Guerra tra tassisti: «Milano non rispetta le regole!»

Le dichiarazioni di Enrico Tapella, referente del settore taxi per l'Associazione Artigiani della Provincia di Varese: «Gli operatori di Malpensa, circa 200, devono essere tutelati di fronte alle prevaricazioni di chi non vuole accettare le leggi e "occupare" un territorio che non è suo»

«Rispetto delle regole (uguali per tutti), degli accordi sindacali e dei criteri di servizio diversificato tra tassisti di Milano e di Varese decisi e condivisi nel giugno 2007». A dirlo è Enrico Tapella, referente del settore taxi dell’Associazione Artigiani della Provincia di Varese che, sottolinea: «Gli operatori di Malpensa, circa 200, devono essere tutelati di fronte alle prevaricazioni di chi non vuole accettare le leggi e "occupare" un territorio che non è suo. La delibera regionale, proprio per evitare problemi, aveva deciso che i professionisti di Varese e di Milano avrebbero dovuto attendere un’ora prima di entrare in servizio su piazze non loro. Quindi, quando si opera al di fuori dei confini della provincia di propria competenza si arriva e si deve aspettare. Invece i milanesi arrivano, non si mettono in coda ed entrano in servizio senza attendere i sessanta minuti».

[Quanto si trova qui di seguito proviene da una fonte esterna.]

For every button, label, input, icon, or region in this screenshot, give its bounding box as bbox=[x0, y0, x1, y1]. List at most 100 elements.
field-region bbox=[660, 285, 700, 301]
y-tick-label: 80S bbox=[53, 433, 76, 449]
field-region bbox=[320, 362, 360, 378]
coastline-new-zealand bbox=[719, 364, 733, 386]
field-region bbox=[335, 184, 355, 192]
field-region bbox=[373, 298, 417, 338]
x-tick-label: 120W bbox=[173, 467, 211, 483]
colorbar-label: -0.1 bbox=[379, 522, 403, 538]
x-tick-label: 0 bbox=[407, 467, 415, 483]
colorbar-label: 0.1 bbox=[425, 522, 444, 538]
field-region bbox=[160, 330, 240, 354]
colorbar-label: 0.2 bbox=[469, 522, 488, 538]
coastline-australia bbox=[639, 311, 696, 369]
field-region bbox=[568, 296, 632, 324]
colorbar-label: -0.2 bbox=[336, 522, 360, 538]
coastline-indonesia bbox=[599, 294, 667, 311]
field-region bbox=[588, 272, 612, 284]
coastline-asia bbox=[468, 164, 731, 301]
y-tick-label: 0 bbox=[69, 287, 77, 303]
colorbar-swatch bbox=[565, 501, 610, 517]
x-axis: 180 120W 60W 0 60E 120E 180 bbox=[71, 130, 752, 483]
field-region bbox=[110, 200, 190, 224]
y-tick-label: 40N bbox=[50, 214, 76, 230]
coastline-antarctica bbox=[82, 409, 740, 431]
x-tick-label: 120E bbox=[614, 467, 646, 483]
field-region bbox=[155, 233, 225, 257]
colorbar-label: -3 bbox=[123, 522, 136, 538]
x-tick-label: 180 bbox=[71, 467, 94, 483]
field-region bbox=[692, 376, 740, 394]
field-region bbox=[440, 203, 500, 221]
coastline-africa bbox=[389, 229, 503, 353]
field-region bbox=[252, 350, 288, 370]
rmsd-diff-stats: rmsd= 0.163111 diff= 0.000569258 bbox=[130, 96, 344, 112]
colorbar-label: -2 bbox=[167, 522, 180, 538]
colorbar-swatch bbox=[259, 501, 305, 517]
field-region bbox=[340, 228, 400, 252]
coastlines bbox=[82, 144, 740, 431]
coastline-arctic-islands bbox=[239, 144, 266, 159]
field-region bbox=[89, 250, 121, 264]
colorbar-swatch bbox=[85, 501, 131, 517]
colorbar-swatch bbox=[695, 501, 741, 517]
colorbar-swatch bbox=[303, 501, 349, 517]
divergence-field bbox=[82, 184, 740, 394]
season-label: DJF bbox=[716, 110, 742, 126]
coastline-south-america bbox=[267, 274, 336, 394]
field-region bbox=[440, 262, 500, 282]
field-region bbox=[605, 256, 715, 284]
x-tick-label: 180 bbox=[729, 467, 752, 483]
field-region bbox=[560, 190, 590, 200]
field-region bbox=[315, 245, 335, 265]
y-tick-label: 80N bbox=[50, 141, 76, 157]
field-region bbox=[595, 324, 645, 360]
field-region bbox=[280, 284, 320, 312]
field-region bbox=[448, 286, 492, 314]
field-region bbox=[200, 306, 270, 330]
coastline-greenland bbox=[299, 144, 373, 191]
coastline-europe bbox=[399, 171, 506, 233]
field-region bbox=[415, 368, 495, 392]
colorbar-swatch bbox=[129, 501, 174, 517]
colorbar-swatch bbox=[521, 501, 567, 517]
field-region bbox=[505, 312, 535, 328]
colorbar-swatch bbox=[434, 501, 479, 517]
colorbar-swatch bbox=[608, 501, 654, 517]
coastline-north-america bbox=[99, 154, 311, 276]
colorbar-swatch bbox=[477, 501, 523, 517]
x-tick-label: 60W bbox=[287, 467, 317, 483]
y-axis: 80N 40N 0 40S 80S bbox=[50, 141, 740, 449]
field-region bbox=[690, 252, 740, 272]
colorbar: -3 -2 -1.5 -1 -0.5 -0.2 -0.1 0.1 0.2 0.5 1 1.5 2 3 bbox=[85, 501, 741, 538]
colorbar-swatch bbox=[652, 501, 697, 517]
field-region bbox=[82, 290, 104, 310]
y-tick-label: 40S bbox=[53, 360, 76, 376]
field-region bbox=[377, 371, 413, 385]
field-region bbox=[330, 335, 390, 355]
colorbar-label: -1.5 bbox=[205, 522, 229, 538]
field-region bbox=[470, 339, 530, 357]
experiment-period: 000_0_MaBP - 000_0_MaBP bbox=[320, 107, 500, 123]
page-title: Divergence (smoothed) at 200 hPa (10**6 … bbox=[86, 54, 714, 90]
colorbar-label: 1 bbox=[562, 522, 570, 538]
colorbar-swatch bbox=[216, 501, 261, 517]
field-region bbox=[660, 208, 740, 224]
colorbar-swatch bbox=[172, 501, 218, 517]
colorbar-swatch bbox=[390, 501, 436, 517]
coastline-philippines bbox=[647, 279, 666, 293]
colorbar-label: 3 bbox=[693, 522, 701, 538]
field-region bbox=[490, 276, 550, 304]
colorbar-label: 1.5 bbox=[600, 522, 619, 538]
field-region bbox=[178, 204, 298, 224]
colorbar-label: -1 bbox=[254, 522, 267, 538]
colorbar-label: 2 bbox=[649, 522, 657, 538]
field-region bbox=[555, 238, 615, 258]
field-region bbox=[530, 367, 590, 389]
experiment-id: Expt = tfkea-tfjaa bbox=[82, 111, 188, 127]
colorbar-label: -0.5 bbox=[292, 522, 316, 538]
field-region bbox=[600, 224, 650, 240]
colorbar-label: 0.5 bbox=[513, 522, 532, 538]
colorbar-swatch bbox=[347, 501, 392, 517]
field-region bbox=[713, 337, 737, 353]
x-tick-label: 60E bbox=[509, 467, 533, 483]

taxisti a MalpensaLa "lotta" scoppiata tra Varese e Milano, secondo Tapella, è un’ulteriore conseguenza della crisi: «Di fronte al calare delle corse e, ovviamente, dei fattori economici i professionisti si sono trovati in difficoltà. Ma non tutti condividono il fatto che è il tassista a dover gestire il proprio lavoro collaborando con i propri colleghi. Facendo sistema, rispettando i regolamenti e con la buona volontà dei comuni si potrà risolvere la situazione, perché le licenze sono rilasciate dalle amministrazioni comunali e non si può permettere che queste le distribuiscano senza alcuna logica e permettendo ai tassisti di lavorare ovunque. E’ importante che le licenze siano circoscritte al territorio del comune che le rilascia. Ricordiamo, inoltre, che l’aeroporto di Malpensa rappresenta un’opportunità in più di lavoro per i tassisti di Milano, per i quali il ritorno a vuoto è praticamente impossibile: chi si lamenta dovrebbe vergognarsi».

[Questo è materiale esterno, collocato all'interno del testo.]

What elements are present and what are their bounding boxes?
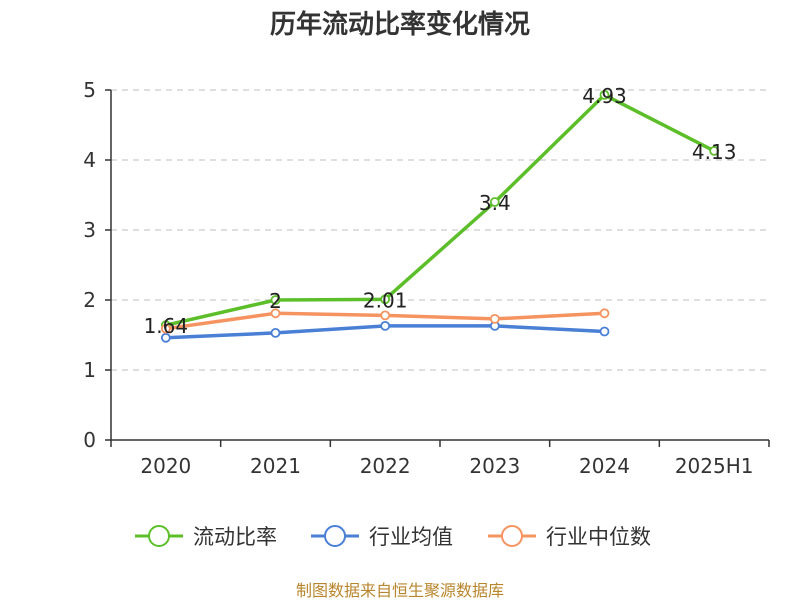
data-label-5: 4.13 [692, 140, 737, 164]
data-label-0: 1.64 [144, 314, 189, 338]
series-1-point-0 [160, 332, 171, 343]
y-tick-label-1: 1 [83, 358, 96, 382]
series-0-point-1 [270, 295, 281, 305]
gridlines [111, 89, 769, 371]
series-1-point-1 [270, 327, 281, 338]
legend-label-1: 行业均值 [369, 525, 453, 549]
legend-marker-0 [148, 525, 170, 547]
series-0-point-5 [709, 145, 720, 156]
legend-marker-1 [324, 525, 346, 547]
axes: 0 1 2 3 4 5 2020 2021 2022 2023 2024 2025H1 [83, 78, 770, 478]
legend-label-0: 流动比率 [193, 525, 277, 549]
series-2-point-2 [380, 310, 391, 321]
y-tick-label-2: 2 [83, 288, 96, 312]
y-tick-label-0: 0 [83, 428, 96, 452]
source-note: 制图数据来自恒生聚源数据库 [296, 581, 504, 600]
x-tick-label-2020: 2020 [140, 454, 191, 478]
series-2-point-1 [270, 308, 281, 319]
chart-title: 历年流动比率变化情况 [270, 9, 530, 40]
legend-marker-2 [501, 525, 523, 547]
series-line-0 [165, 93, 715, 327]
data-label-4: 4.93 [582, 84, 627, 108]
series-0-point-2 [380, 294, 391, 305]
x-tick-label-2022: 2022 [360, 454, 411, 478]
y-tick-label-3: 3 [83, 218, 96, 242]
series-1-point-4 [599, 326, 610, 337]
x-tick-label-2023: 2023 [469, 454, 520, 478]
series-group [160, 90, 720, 343]
series-2-point-0 [160, 323, 171, 334]
series-0-point-4 [599, 90, 610, 100]
data-label-2: 2.01 [363, 288, 408, 312]
x-tick-label-2024: 2024 [579, 454, 630, 478]
x-tick-label-2025H1: 2025H1 [675, 454, 754, 478]
data-label-3: 3.4 [479, 191, 511, 215]
series-0-point-3 [489, 197, 500, 207]
data-label-1: 2 [269, 289, 282, 313]
y-tick-label-4: 4 [83, 148, 96, 172]
series-1-point-2 [380, 320, 391, 331]
legend: 流动比率 行业均值 行业中位数 [135, 525, 651, 549]
series-2-point-3 [489, 313, 500, 324]
x-tick-label-2021: 2021 [250, 454, 301, 478]
series-2-point-4 [599, 308, 610, 319]
data-labels: 1.64 2 2.01 3.4 4.93 4.13 [144, 84, 737, 338]
y-tick-label-5: 5 [83, 78, 96, 102]
legend-label-2: 行业中位数 [546, 525, 651, 549]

La "questione taxi", insomma, è ancora una ferita aperta. Anche a Varese, perché nella nostra città i parcheggi taxi sono solo due (di fronte alla stazione Ferrovie dello Stato ed in Piazza Monte Grappa) e l’80% dei tassisti operanti in provincia non sono dotati neppure di una "piazza". «Invece il Comune di Milano – incalza Tapella – fa ciò che vuole: la Fiera di Rho-Pero dovrebbe dipendere dal servizio taxi di Rho e invece fa leva su Milano, nella giornata di Sant’Ambrogio i turni sono liberalizzati senza seguire alcuna procedura dettata dal regolamento, addirittura sembra che per l’intero mese di dicembre i taxi possano muoversi in totale libertà: massima, e assurda, "liberalizzazione"».

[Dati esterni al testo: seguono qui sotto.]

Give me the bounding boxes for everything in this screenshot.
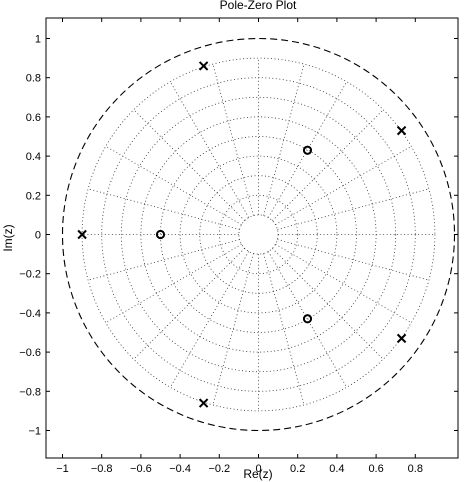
x-tick-label: 0 (255, 463, 261, 475)
grid-ray (277, 239, 429, 281)
x-axis-label: Re(z) (243, 467, 272, 481)
grid-ray (88, 239, 240, 281)
grid-ray (133, 248, 245, 360)
pole-marker (396, 333, 407, 344)
x-tick-label: −0.4 (169, 463, 191, 475)
x-tick-label: 0.8 (408, 463, 423, 475)
grid-ray (272, 109, 384, 221)
grid-ray (169, 251, 250, 388)
pole-stroke (77, 229, 87, 240)
grid-ray (277, 188, 429, 230)
x-tick-label: −0.6 (130, 463, 152, 475)
y-tick-label: −0.6 (19, 347, 41, 359)
y-tick-label: −0.8 (19, 386, 41, 398)
grid-circle (120, 96, 397, 373)
grid-ray (267, 81, 348, 218)
x-tick-label: 0.6 (368, 463, 383, 475)
y-tick-label: 1 (35, 34, 41, 46)
x-tick-labels: −1 −0.8 −0.6 −0.4 −0.2 0 0.2 0.4 0.6 0.8 (56, 463, 423, 475)
grid-ray (105, 145, 242, 226)
y-tick-label: 0 (35, 230, 41, 242)
grid-circle (218, 194, 299, 275)
pole-stroke (198, 61, 209, 71)
y-tick-label: 0.6 (26, 112, 41, 124)
y-tick-label: −0.2 (19, 269, 41, 281)
y-tick-labels: 1 0.8 0.6 0.4 0.2 0 −0.2 −0.4 −0.6 −0.8 −1 (19, 34, 41, 438)
pole-marker (198, 61, 209, 71)
grid-ray (275, 145, 412, 226)
chart-title: Pole-Zero Plot (220, 0, 297, 12)
y-tick-label: −0.4 (19, 308, 41, 320)
polar-grid (81, 57, 436, 412)
y-tick-label: 0.2 (26, 190, 41, 202)
grid-ray (105, 243, 242, 324)
pole-zero-markers (77, 61, 407, 408)
x-tick-label: 0.2 (290, 463, 305, 475)
zero-marker (302, 145, 313, 155)
grid-ray (169, 81, 250, 218)
grid-ray (275, 243, 412, 324)
pole-marker (396, 125, 407, 136)
y-axis-label: Im(z) (1, 224, 15, 251)
pole-stroke (396, 125, 407, 136)
grid-ray (212, 64, 254, 216)
grid-ray (263, 253, 305, 405)
pole-marker (198, 398, 209, 408)
zero-marker (302, 314, 313, 324)
grid-circle (238, 214, 279, 255)
x-tick-label: −0.8 (91, 463, 113, 475)
zero-marker (155, 229, 166, 240)
pole-stroke (396, 333, 407, 344)
grid-circle (140, 116, 377, 353)
y-tick-label: −1 (28, 426, 41, 438)
grid-ray (133, 109, 245, 221)
axis-ticks (46, 18, 458, 458)
grid-circle (179, 155, 338, 314)
x-tick-label: −0.2 (208, 463, 230, 475)
y-tick-label: 0.8 (26, 73, 41, 85)
x-tick-label: 0.4 (329, 463, 344, 475)
grid-ray (272, 248, 384, 360)
x-tick-label: −1 (56, 463, 69, 475)
plot-frame (45, 17, 459, 459)
pole-stroke (198, 398, 209, 408)
y-tick-label: 0.4 (26, 151, 41, 163)
grid-circle (160, 136, 357, 333)
pole-marker (77, 229, 87, 240)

Enrico Tapella ed i tassisti di Varese confidano in Raffaele Cattaneo, assessore alle Infrastrutture della Regione Lombardia. «Come abbiamo già sottolineato in altre occasioni – conclude il referente del comparto per l’Associazione Artigiani – troviamo in Cattaneo un interlocutore attento, disponibile al confronto e a recepire le esigenze di chi lavora. Quindi, ci rivolgiamo ancora all’assessore affinché possa garantire ciò che è stato fissato da una delibera regionale di fondamentale importanza e assicurare quel numero di corse che mantengono la competitività nel settore. Alla politica chiediamo imparzialità; ai colleghi di Milano serietà e professionalità. Perché tali attriti non giovano né alla categoria e tantomeno ai clienti».